Firstly, thanks to his massive generosity in loaning Marty his GT3 for our trip to the Nürburgring 24h last year (a drive that Marty wrote about here, and has never really gotten over), Mart then offered me the M3 for what would turn out to be a thousand-mile test drive.
Then Chris bought his 911 RS 4.0 and the Internets were vocal in their unfounded views on what he should do with his own money. Chris responded saying that he was making sacrifices to have the car he wanted. For some reason that stuck with me.
Some would say buying an M3 when petrol prices are at an all-time high, financial times uncertain, and used car prices are plummeting would be foolish, and I suppose they’d be right. As long-time readers will know, I’ve had a 1.6 Ford Focus for many years, and it’s relatively cheap to run, insure and service. It’s the sort of expenditure that you just forget about, and you just hope this year’s service doesn’t turn up anything major. As I’ve said before, it’s not a car you’ll have an epic drive through the Alps in, or leave others in awe of your track pace - you’d cook the brakes in 3 laps of any circuit you’d care to mention. What it lacks, though, is excitement and involvement. The 100,000 miles of road driving and £50 a corner rubber it sat on blunted the responses, and left it increasingly utilitarian.
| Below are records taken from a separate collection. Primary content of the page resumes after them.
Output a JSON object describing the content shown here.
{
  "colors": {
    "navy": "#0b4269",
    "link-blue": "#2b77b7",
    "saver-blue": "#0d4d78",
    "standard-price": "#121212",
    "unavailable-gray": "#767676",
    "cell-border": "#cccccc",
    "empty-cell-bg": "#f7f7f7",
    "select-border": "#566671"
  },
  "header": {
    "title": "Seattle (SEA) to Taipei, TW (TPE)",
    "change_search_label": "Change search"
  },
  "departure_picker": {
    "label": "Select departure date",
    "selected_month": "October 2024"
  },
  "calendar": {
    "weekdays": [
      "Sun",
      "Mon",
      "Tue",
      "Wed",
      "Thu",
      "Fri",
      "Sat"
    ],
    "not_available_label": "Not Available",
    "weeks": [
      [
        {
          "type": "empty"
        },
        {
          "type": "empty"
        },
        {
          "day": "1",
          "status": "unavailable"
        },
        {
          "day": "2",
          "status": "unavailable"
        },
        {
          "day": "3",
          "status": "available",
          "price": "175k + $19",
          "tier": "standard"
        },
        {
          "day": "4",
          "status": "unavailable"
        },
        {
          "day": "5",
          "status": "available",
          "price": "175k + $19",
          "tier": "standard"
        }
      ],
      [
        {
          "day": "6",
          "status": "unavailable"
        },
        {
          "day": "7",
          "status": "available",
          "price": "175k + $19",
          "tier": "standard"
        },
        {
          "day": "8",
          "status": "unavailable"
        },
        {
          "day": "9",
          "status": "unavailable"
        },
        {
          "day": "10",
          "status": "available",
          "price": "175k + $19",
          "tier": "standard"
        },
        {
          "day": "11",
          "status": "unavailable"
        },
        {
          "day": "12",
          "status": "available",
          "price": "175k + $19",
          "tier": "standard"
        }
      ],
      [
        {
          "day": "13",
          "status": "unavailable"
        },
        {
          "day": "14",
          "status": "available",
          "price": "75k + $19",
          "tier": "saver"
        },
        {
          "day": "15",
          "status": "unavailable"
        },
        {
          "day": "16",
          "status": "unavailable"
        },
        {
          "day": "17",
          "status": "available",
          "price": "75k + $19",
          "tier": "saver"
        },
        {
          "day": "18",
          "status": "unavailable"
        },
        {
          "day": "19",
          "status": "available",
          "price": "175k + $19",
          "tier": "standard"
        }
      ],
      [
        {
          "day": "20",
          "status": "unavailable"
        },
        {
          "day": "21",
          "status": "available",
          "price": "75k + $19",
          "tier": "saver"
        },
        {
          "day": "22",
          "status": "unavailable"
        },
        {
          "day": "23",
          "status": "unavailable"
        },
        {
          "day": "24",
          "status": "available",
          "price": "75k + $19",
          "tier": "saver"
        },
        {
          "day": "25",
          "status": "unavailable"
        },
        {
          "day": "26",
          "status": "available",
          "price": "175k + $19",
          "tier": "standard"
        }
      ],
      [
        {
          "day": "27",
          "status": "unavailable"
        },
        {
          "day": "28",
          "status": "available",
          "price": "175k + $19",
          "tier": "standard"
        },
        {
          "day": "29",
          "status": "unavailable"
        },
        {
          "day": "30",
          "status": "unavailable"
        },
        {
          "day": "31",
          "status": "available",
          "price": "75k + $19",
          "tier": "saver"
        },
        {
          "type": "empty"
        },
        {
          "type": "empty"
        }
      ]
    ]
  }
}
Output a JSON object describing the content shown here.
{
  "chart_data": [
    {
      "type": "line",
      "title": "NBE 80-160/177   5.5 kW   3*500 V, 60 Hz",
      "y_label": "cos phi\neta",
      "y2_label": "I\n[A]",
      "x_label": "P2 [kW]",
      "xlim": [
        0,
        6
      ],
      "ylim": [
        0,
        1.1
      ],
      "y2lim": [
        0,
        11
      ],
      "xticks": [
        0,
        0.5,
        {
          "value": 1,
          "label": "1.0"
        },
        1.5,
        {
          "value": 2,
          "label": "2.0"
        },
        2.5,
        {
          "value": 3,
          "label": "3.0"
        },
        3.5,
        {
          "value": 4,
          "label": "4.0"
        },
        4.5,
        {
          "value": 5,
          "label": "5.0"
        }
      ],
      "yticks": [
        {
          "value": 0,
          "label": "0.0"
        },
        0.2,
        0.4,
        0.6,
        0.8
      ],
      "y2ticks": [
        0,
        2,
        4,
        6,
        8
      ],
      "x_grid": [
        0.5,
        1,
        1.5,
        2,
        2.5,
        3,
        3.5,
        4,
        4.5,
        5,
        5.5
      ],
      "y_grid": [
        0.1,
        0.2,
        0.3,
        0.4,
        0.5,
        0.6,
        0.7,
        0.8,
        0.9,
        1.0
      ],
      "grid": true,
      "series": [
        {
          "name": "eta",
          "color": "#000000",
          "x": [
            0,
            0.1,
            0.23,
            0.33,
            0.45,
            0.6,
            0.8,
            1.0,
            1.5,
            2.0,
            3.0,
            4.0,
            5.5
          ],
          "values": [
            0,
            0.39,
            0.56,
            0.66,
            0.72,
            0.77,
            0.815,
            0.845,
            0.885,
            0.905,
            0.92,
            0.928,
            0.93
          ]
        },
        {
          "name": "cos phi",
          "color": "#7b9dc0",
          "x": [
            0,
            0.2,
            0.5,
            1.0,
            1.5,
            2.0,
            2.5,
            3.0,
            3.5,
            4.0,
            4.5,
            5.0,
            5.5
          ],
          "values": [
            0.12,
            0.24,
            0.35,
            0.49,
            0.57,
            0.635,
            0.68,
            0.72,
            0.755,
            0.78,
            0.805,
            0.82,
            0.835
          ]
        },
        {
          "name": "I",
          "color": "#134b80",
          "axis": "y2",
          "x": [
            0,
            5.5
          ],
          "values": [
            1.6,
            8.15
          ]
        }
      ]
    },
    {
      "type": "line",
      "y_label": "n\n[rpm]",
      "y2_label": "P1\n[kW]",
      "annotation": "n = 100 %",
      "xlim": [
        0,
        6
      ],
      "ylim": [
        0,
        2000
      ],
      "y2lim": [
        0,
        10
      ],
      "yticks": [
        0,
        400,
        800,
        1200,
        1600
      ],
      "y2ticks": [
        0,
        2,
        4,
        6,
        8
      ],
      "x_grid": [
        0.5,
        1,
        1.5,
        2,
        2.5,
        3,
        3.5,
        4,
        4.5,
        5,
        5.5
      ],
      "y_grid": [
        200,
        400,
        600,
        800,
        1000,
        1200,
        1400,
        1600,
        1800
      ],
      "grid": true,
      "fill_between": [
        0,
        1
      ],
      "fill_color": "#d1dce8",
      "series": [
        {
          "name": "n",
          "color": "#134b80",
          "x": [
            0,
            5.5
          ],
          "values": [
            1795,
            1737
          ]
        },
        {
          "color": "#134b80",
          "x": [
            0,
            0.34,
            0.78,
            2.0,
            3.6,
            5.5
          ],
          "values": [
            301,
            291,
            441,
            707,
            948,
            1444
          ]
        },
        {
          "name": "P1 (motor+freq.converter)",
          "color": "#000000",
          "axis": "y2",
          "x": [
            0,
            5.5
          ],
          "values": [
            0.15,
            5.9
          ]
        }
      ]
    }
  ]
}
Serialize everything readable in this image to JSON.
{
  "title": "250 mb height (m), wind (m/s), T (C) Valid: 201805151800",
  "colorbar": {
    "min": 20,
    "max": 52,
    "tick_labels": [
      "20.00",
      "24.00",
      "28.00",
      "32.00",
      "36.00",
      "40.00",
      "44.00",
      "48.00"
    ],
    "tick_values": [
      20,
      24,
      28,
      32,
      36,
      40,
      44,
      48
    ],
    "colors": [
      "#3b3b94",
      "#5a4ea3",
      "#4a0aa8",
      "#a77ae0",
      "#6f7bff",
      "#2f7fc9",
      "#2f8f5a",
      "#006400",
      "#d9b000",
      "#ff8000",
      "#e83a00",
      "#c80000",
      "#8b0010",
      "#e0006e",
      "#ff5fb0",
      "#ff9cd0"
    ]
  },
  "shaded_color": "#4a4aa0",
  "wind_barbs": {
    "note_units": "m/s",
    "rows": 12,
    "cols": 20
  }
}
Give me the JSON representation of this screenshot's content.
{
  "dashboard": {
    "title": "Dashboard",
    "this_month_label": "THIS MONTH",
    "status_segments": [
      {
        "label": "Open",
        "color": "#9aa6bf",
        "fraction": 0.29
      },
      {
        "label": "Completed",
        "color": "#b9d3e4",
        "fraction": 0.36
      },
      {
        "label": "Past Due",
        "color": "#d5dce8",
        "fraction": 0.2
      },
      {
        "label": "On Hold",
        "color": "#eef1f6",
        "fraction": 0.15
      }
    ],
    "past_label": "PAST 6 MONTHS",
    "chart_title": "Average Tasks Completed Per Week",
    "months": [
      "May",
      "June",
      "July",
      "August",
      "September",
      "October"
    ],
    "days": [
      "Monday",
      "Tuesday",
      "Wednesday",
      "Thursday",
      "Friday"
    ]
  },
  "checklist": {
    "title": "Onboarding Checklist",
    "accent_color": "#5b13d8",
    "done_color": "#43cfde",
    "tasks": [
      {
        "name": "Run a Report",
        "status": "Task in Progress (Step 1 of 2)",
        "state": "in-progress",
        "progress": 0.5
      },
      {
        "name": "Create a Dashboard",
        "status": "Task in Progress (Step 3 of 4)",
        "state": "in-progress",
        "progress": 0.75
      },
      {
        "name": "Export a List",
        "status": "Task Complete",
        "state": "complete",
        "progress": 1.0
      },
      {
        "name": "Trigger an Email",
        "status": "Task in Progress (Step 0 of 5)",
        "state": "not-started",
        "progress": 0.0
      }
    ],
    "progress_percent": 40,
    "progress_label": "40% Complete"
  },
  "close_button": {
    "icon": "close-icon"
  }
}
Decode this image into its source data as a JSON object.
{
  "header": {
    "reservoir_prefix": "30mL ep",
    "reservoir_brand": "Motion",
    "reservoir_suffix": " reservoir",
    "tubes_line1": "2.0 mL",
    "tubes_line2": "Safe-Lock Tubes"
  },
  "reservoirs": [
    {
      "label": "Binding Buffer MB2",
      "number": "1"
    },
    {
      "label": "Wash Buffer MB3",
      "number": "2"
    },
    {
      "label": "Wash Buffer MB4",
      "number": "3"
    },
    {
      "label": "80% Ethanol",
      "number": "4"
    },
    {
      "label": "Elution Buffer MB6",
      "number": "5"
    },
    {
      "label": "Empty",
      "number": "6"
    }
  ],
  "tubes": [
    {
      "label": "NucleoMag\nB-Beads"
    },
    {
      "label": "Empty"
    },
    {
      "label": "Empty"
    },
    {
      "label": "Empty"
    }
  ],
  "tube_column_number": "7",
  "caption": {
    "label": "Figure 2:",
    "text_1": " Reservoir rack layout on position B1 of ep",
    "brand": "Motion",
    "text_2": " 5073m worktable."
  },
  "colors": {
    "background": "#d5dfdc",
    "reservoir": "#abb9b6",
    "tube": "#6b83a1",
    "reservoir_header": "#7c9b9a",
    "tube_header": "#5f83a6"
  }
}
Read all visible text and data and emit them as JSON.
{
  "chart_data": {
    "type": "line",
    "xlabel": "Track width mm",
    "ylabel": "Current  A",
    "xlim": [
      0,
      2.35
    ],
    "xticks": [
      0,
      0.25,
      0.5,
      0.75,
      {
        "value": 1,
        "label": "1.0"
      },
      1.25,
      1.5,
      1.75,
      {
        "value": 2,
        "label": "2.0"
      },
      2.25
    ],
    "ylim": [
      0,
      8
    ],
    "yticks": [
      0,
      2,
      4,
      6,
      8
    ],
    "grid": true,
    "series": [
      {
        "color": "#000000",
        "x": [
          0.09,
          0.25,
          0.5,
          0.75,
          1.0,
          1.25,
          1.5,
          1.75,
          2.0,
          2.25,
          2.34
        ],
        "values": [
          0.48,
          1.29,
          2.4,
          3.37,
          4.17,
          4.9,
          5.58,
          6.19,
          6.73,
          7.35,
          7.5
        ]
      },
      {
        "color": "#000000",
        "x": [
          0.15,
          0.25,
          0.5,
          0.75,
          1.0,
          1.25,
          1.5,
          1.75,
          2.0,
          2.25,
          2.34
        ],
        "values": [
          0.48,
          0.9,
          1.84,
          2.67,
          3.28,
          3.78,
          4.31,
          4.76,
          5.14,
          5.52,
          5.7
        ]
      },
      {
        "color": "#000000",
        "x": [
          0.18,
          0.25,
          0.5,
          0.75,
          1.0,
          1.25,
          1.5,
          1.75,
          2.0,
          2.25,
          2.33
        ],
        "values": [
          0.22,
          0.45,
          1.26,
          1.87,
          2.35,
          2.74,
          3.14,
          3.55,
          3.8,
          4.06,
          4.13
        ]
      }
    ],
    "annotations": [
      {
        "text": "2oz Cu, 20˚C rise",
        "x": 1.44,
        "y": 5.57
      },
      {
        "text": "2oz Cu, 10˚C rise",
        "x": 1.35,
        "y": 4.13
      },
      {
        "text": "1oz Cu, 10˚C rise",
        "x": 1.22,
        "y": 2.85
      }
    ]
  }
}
The M3 is costing me more money, and I will have to make some sacrifices to keep up with the thirst for Tesco 99 and V-Power that it burns on the daily commute. I’m also expecting a few trips to specialists for both servicing and a few minor upgrades I’d like to try. Nothing major, but I certainly think it’s time to refresh a few bushings and mounts, and try a set of the spectacular Michelin Super Sports when the current Contis get down to the wear bars. They’re pretty meaty though, so it may be a while.
On the drive back home from collecting the car, it became apparently how certain aspects have been left behind by the modern world. Forget hooking up an iPod, the nav screen hides a tape slot (which could have been mini-disc if a different option had been ticked!) and the CD autochanger in the boot contains only music CDs, none of this new-fangled MP3 nonsense. The sat-nav also doesn’t know anything built after 2006 exists. Even more amusing is the TV. Yes, it has the TV option, but as more regions have their analogue TV switched off, it becomes increasingly obsolete.
It’s an interesting analogy in a world of DSG, DSC, ESP, active ride, and everything else that's crammed into a GT-R. The bits that are technological and fancy in the M3 are slowly all becoming redundant, while the engine, transmission and chassis shine as examples of engineering. No modes, no options, no settings (bar the DSC that is either on or off with a button push), just a machine designed and set up to deliver an M Division experience.
Really do miss an iPod hook-up though. That’s going to be the first thing to get sorted.